How would one go about that? I'm familiar with the term but generally it's been in connection with enormous corporations rounding up groups of people to take polls and various forms of A/B testing to figure out what color to make their new snack food logo, etc. I'm not saying it doesn't work for them (small attempt at humor aside), but I'm not sure what you mean by the term in our case.
FWIW over the years we have been putting a lot more effort (and money, and time) towards PR, marketing, and otherwise increasing the chances that our hard work won't miss 95% of its potential sales because everyone who looks at the store page bounces off the trailer or whatever. That includes making sure the idea is saleable before we really get into it. This is not our area of expertise, and frankly it's a problem I don't enjoy trying to solve (and have personally brushed off in the past as not-my-problem), but as you and others have pointed out it's a problem we have to solve if we want good financial results.
So perhaps focus groups are a next step on that path (hopefully that "the Dark Side" sign a few miles back was just joking), but some reference material would be helpful.
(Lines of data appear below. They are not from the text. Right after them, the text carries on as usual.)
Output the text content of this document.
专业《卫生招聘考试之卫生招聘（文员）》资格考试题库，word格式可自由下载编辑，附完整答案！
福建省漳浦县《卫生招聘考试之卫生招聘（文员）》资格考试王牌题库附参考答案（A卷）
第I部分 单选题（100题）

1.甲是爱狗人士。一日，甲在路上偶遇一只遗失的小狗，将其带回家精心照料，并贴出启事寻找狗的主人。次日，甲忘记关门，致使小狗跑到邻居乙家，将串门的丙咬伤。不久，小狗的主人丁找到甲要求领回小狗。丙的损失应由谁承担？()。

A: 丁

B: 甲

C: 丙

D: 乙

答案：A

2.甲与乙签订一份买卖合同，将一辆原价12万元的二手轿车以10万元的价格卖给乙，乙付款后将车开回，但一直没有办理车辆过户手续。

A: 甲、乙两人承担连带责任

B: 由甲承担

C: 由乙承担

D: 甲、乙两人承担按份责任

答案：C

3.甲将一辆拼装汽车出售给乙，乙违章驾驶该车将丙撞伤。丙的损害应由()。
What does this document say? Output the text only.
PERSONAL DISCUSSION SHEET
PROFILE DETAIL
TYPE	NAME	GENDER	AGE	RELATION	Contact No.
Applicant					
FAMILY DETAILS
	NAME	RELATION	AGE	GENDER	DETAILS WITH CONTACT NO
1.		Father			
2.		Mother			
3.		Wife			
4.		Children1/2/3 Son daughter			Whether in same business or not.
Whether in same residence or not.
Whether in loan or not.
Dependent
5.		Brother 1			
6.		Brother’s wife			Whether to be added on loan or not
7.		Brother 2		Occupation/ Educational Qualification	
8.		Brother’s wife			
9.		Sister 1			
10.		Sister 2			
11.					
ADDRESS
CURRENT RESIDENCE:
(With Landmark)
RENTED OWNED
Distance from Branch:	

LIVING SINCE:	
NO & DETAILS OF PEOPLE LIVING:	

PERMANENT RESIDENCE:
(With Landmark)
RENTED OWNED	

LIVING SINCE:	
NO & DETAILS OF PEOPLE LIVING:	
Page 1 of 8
but he always seems to make the game that he wants to make instead
I can understand if it looks that way, but we are actually acutely aware of the tension between "what we'd like to do if it were 100% up to us" and "what we need to do to for financial reasons".
Shattered Haven was actually very cheap to make, compared to even Tidalis, because so much of the work had already been done back before AIW. So even though it really underperformed financially it wasn't actually a bad call (even in retrospect) to make that game. Whether it's a good call to make an expansion, that's a different question.
This is what happened with Tidalis, also. He was told multiple times that it was a match three in a sea of match three, and in spite of great reviews (it is a good game), it's not going to sell.
From what we've heard from other developers Tidalis actually did pretty well for a game of its genre. We just spent too much making it to reasonably expect a good return.
You have to decide between making the games that you want to make regardless of whether or not they sell, or working on focus groups and trying to find a happy medium between what gamers want to buy and what you want to make.